Linear Peristaltic Filtration Embodiment
FIG. 5 shows a second, linear embodiment of a dewatering apparatus incorporating peristaltic filtration. Hose 301 is supported on a flat support surface 509, and compression roller 303 is driven along the hose. The mechanism that compresses the hose includes a conveyor belt 501 that travels along and between a first drive roller 503 and a second drive roller 505. Compression rollers 303 are rotatably attached compression roller supports 507, which are in turn attached to belt 501. One or both of drive rollers 503 and 505 are attached to a motor that is not shown in FIG. 5. The roller and motor configuration illustrated in FIG. 5 are not meant to limit this invention, and any number of conveyor drive mechanisms may be employed to drive linear peristaltic filter. Thus rollers 503 and 505 may be directly coupled, belt coupled or gear driven, or there may be other rollers along which belt 501 travels as part of this invention. As rollers 505 and 505 rotate, compression roller 303 forces hose 301 against support surface 509 with sufficient force to pinch off the hose and induce peristaltic motion along the hose, as described previously in terms of the rotary peristaltic filter. In addition, hose 301 is similar to that described previously, and thus the peristaltic motion also results in filtration and achieves the advantages of this invention.
The compression force is controlled by the tension on belt 501 resulting from the separation of rollers 503 and 505 and the position of the rollers relative to support surface 509. By placing the second roller 505 closer to surface 509 than roller 503, for example, compression roller 303 will exert more force onto hose 301 while moving along the hose. Thus a linear embodiment of the present invention includes all of the advantages previously discussed.

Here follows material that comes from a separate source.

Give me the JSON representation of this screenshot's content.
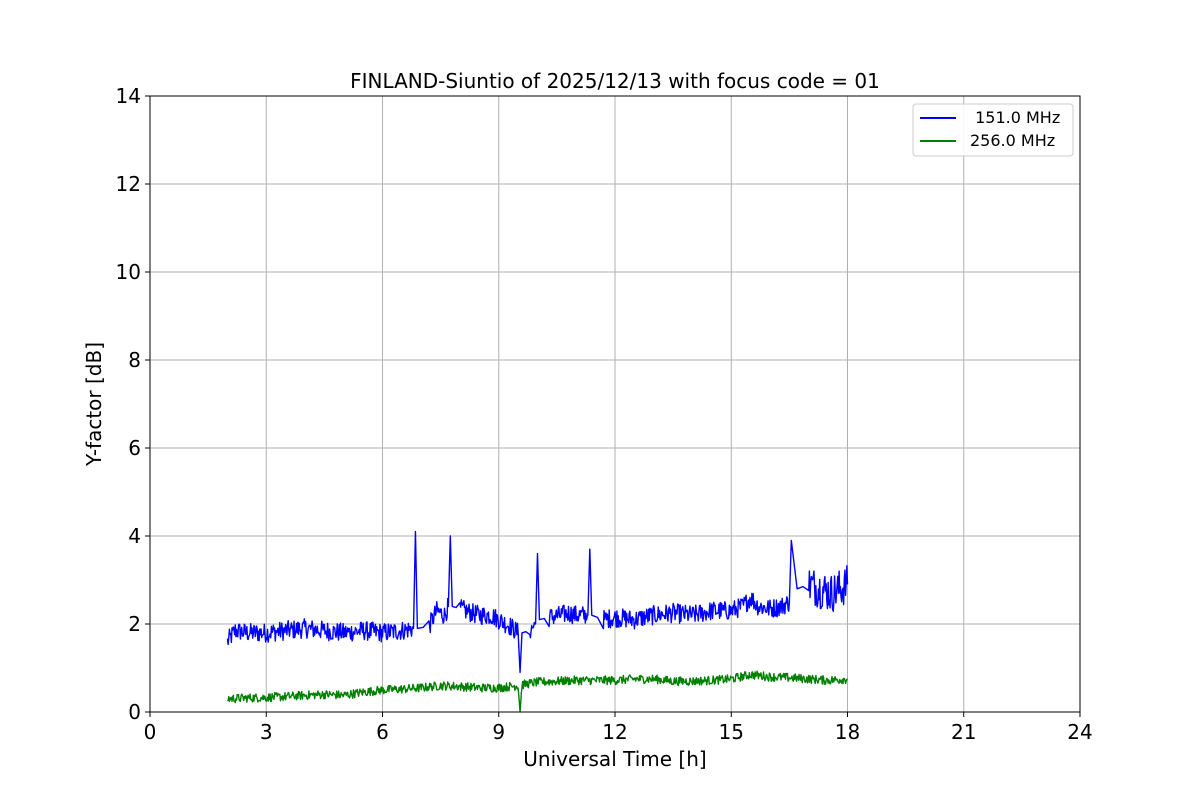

Additional Compression Embodiments
In addition to the linear and rotary peristaltic filtration devices described previously, the application of force to the peristaltic filtration hose can be applied by other than rollers. If the outer hose surface is comprised of a low friction material, the rollers can be replaced with surfaces that slide along the hose. It is also possible to arrange controllable compression devices along the length of hose, such as hydraulically actuated collars, electronically controlled pressure plates, or material embedded within the hose that contracts by application of an electric or magnetic field, such that the hose is sequentially pinched at closely spaced intervals, inducing peristaltic flow. In systems in which the force is controllable, it may also be possible to combine peristaltic filtration with standard filtration by sequentially admitting a suspension, pinching the ends of the hose, increasing the pressure along the pinched off section by external application of force, and then inducing peristaltic motion to either continue to filter the suspension or to only pump the concentrate.

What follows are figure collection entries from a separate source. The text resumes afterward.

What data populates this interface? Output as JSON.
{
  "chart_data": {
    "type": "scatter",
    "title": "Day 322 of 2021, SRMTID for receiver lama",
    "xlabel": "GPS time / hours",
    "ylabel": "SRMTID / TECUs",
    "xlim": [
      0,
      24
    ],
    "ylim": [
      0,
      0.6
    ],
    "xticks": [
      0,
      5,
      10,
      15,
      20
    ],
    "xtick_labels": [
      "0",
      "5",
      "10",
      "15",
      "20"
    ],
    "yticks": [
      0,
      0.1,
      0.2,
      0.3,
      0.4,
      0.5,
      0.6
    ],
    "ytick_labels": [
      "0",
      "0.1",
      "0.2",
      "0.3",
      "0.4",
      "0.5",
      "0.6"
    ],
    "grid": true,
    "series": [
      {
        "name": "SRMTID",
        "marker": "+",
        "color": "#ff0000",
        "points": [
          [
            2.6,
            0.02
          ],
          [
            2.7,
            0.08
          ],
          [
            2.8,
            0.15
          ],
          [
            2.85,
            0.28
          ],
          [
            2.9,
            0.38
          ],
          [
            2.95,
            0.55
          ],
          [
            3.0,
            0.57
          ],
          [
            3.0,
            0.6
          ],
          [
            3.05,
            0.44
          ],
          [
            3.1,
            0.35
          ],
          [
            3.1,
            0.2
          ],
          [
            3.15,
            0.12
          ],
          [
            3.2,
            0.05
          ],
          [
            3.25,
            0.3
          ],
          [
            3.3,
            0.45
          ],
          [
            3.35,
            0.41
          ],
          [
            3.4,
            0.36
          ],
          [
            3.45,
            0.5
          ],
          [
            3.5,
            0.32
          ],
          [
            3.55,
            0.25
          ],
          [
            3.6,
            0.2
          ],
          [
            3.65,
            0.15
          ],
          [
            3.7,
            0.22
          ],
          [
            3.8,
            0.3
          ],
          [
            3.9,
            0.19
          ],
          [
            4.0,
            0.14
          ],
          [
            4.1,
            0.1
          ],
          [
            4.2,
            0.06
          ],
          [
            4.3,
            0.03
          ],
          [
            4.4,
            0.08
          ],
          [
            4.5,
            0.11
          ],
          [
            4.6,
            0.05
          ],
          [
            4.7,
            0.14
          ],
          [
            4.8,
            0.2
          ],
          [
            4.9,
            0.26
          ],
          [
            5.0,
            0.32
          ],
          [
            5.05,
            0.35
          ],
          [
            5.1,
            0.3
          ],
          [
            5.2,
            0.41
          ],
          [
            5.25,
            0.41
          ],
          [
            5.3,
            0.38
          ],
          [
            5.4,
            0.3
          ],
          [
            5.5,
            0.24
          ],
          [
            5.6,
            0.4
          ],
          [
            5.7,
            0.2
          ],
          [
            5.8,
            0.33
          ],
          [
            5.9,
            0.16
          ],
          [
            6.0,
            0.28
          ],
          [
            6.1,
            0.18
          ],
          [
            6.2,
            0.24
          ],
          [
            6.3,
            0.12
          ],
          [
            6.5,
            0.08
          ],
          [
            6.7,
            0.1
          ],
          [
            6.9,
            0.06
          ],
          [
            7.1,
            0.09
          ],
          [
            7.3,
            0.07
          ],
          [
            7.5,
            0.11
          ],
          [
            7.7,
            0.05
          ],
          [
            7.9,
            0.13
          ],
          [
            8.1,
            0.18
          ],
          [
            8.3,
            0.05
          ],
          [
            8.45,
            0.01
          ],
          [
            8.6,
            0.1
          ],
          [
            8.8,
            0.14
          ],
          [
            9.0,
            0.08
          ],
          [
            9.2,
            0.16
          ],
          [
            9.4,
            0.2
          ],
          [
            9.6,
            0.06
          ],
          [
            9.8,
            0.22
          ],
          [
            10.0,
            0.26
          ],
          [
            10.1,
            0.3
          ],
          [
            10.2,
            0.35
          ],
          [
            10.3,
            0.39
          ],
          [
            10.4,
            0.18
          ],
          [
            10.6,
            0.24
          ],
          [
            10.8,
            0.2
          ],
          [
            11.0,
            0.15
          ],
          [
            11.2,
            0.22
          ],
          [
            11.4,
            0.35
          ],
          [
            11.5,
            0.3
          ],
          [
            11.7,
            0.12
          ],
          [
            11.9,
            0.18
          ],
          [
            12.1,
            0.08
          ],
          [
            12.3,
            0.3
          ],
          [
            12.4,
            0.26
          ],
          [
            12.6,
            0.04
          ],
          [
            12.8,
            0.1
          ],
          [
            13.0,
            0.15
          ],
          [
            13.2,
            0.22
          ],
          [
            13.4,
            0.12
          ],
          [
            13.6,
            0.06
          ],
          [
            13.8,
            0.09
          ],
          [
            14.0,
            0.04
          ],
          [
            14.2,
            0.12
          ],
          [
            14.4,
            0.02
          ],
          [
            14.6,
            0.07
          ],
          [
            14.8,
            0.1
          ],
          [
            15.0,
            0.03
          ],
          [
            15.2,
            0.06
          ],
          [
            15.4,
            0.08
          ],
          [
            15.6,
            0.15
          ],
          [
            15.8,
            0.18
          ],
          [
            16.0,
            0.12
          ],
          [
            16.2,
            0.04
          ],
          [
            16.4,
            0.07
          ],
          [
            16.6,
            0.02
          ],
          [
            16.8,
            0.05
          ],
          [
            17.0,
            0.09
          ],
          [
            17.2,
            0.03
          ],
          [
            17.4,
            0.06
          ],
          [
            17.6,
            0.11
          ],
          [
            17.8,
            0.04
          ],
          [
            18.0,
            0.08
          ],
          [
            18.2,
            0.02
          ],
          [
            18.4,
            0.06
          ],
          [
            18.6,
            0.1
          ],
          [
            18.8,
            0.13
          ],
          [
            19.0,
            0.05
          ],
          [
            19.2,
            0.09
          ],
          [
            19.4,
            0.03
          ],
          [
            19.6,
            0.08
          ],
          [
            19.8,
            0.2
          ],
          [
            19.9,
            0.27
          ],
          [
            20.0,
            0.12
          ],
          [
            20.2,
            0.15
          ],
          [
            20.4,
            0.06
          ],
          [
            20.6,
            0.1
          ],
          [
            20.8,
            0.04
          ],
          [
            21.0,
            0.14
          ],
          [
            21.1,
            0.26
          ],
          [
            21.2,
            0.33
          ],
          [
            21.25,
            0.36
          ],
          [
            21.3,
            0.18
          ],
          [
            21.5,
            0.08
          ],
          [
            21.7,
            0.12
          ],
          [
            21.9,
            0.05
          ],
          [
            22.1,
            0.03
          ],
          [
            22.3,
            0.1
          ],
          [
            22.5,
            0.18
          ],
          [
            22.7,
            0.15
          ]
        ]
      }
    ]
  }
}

The invention has now been explained with regard to specific embodiments. Variations on these embodiments and other embodiments will be apparent to those of skill in the art. It is understood that the examples and embodiments described herein are for illustrative purposes only and that various modifications or changes in light thereof will be suggested to persons skilled in the art and are to be included within the spirit and purview of this application and scope of the appended claims. All publications, patents, and patent applications cited herein are hereby incorporated by reference in their entirety for all purposes.